I watched their fight again the other day and was impressed with Thomas. He was extremely talented, and Angelo Dundee had him in good shape and spirits for that bout.

After a bad first round, he pretty much held his own until being KO’d. I agree with you. This fight is one of the reasons I refused to view Tyson as A) invincible (as many did), B) an all-time great (as many did, even though he’d been champ for less than a year) and C) a huge favorite to beat cruiserweight champ/heavyweight hopeful Evander Holyfield or the come-backing George Foreman (even though I loved watching prime Tyson fight).

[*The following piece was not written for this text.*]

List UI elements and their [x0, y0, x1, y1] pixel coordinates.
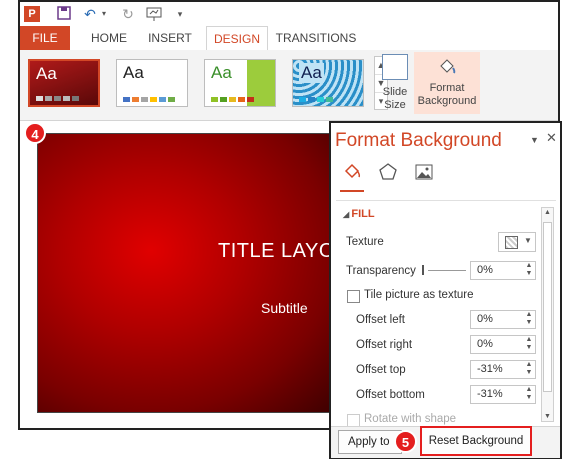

Which of the welterweights from the mid to late 90s, would have had the best chance against SRL? I know none of them beat him, but if you had to choose one? I’d have to go with Oscar De La Hoya, even though The Golden Boy “lost” Felix Trinidad, barely outpointed Ike Quartey and was given the benefit of the doubt (according to some) vs. Pernell Whitaker. Sweet Pea was too small for Leonard, and Tito and Bazooka were too flat-footed to stand a chance against the Sugar Ray of my generation. Oscar could dance, he practically floated around the canvas, and he still had a rapier-like jab in the late ’90s. He’d still lose to my boyhood idol via decision or maybe even late stoppage, but I think he’d win more rounds than the other 147-pound standouts of the underrated mid-to-late ’90s.